EVERY child who has gardening tools,
Should learn by heart these gardening rules.
He who owns a gardening spade,
Should be able to dig the depth of its blade.
He who owns a gardening hoe,
Must be sure how he means his strokes to go.
But he who owns a gardening fork,
May make it do all the other tools’ work.
Though to shift, or to pot, or annex what you can,
A trowel’s the tool for child, woman, or man.
’Twas a bird that sits in the medlar-tree,
Who sang these gardening saws to me.
The Little Gardener’s Alphabet of Proverbs
AUTUMN-SOWN annuals flower soonest and strongest
What you sow in the spring, sow often and thin.
BULBS bought early are best chosen.
If you wish your tulips to wake up gay,
They must all be in bed by Lord Mayor’s Day.
“Cut my leaves this year, and you won’t cut my flowers next year,” said the Daffodil to Tabitha Tidy.
CUT a rose for your neighbour, and it will tell two buds to blossom for you.
DON’T let me forget to pray for travellers when I thank Heaven I’m content to stay in my own garden. It is furnished from the ends of the earth.
ENOUGH comes out of anybody’s old garden in autumn, to stock a new one for somebody else. But you want sympathy on one side and sense on the other, and they are rarer than most perennials.
FLOWERS are like gentlemen—“Best everywhere.”[a]
GIVE Mother Earth plenty of food, and she’ll give you plenty of flowers.
HE who can keep what he gets, and multiply what he has got, should always buy the best kinds; and he who can do neither should buy none.
IF nothing else accounts for it, ten to one there’s a worm in the pot.
JOBBING gardeners are sometimes neat, and if they leave their rubbish behind them, the hepaticas may turn up again.
KNOWN sorts before new sorts, if your list has limits.
LEAVE a bit behind you—for conscience’s sake—if it’s only Polypodium Vulgaris.
MISCHIEF shows in the leaves, but lies at the root.

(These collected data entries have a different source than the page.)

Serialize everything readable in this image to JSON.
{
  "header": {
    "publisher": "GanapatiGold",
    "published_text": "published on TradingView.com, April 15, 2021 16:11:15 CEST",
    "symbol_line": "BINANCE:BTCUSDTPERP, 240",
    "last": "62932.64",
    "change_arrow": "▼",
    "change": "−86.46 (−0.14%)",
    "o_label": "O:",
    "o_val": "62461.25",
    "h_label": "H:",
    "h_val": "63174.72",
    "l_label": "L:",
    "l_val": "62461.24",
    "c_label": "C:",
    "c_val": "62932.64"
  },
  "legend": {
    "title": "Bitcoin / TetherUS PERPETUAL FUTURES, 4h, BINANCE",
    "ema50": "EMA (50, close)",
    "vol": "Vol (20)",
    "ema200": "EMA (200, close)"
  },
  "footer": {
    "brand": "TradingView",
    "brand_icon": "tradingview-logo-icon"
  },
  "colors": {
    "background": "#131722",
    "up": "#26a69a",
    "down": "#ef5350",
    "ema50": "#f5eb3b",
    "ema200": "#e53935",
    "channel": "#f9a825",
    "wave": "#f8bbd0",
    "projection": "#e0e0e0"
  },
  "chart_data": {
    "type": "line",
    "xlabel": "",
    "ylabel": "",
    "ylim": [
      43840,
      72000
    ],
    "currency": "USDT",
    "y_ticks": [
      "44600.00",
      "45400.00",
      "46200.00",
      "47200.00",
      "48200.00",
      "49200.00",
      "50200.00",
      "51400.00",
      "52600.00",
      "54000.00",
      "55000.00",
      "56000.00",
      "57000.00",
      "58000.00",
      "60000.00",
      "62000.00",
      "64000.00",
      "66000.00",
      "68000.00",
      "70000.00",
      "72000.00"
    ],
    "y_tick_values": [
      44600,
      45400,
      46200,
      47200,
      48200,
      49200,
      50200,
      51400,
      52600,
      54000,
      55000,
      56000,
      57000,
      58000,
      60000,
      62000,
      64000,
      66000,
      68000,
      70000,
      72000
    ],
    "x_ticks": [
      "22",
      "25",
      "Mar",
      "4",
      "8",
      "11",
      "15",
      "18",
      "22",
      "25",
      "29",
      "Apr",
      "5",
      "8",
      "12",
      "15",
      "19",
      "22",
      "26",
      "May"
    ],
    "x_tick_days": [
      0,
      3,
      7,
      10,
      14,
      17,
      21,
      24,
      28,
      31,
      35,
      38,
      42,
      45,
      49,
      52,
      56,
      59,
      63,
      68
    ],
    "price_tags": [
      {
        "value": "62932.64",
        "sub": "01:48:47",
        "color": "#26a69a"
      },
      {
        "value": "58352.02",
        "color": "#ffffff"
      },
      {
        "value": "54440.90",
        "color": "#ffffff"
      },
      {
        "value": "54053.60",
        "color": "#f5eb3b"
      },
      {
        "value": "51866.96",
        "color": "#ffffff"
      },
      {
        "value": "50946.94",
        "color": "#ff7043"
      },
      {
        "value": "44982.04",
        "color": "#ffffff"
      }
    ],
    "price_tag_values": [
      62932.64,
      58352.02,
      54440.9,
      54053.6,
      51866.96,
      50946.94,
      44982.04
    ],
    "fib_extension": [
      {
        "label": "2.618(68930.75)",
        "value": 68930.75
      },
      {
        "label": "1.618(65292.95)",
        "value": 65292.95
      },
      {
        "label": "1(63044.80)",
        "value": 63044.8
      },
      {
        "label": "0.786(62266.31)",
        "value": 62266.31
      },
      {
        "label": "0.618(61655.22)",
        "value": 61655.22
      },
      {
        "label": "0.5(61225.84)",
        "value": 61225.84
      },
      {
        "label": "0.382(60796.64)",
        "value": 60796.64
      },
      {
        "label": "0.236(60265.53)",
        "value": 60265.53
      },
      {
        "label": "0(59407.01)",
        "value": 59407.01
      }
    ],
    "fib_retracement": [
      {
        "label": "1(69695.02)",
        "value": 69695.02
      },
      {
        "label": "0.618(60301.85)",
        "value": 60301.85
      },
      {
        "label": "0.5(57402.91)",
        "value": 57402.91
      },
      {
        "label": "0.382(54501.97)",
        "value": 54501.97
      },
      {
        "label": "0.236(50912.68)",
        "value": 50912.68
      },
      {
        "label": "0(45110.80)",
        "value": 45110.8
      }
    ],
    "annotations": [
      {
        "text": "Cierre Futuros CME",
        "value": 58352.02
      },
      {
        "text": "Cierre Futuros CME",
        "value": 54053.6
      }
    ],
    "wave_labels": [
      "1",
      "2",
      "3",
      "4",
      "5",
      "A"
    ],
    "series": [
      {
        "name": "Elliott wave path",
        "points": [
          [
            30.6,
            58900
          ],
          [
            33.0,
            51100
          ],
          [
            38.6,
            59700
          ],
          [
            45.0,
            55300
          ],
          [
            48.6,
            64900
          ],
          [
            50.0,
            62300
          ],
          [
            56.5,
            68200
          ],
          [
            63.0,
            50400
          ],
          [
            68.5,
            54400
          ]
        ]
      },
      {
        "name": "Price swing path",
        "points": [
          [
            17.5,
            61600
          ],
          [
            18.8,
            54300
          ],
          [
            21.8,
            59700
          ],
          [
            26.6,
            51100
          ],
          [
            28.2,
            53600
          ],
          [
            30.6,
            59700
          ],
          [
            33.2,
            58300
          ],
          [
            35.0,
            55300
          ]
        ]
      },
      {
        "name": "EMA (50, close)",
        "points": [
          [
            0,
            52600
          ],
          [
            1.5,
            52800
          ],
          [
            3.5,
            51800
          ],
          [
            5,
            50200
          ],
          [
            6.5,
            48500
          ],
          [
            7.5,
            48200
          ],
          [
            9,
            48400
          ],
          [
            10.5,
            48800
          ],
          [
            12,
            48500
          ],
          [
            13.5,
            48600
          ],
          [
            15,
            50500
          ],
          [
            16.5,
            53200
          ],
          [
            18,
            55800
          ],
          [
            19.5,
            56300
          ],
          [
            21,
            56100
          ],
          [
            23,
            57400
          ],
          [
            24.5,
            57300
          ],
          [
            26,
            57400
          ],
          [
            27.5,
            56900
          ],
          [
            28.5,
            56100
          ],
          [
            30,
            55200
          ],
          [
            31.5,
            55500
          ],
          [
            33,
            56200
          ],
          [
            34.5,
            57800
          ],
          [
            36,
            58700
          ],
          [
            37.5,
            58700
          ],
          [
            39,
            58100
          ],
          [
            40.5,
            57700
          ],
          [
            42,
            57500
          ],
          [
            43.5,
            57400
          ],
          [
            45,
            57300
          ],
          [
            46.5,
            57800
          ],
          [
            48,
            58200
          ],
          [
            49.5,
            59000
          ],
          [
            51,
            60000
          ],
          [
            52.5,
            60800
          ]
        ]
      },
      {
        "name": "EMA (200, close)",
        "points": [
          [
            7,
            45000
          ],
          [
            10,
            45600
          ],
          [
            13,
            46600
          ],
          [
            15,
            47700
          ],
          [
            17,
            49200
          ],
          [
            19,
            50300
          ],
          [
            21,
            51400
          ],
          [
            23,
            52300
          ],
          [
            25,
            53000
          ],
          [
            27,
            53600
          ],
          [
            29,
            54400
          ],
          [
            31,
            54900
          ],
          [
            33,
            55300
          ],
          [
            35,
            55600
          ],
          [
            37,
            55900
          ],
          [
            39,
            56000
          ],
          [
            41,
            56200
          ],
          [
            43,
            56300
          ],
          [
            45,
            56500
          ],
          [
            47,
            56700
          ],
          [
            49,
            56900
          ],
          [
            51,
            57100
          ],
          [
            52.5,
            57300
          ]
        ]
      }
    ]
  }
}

NORTH borders are warmest in winter.
OLD women’s window-plants have guardian angels.
PUSSY cats have nine lives and some pot-plants have more; but both do die of neglect.
QUAINT, gay, sweet, and good for nosegays, is good enough for my garden.
RUBBISH is rubbish when it lies about—compost when it’s all of a heap—and food for flowers when it’s dug in.
SOW thick, and you’ll have to thin; but sow peas as thick as you please.
TREE-LEAVES in the garden, and tea-leaves in the parlour, are good for mulching.
“USEFUL if ugly,” as the toad said to the lily when he ate the grubs.
VERY little will keep Jack Frost out—before he gets in.
WATER your rose with a slop-pail when it’s in bud, and you’ll be asked the name of it when it’s in flower.
XERANTHEMUM, Rhodanthe, Helichrysum, white yellow, purple, and red.
Grow us, cut us, tie us, and bang us with drooping head.
Good Christians all, find a nook for us, for we bloom for the Church and the Dead.
YOU may find more heart’s-ease in your garden than grows in the pansy-bed.
ZINNIA elegans flore-pleno is a showy annual, and there’s a coloured picture in the catalogue; but—like many other portraits—it’s a favourable likeness.
[a] “Clowns are best in their own company, but gentlemen are best everywhere.”—Old Proverb.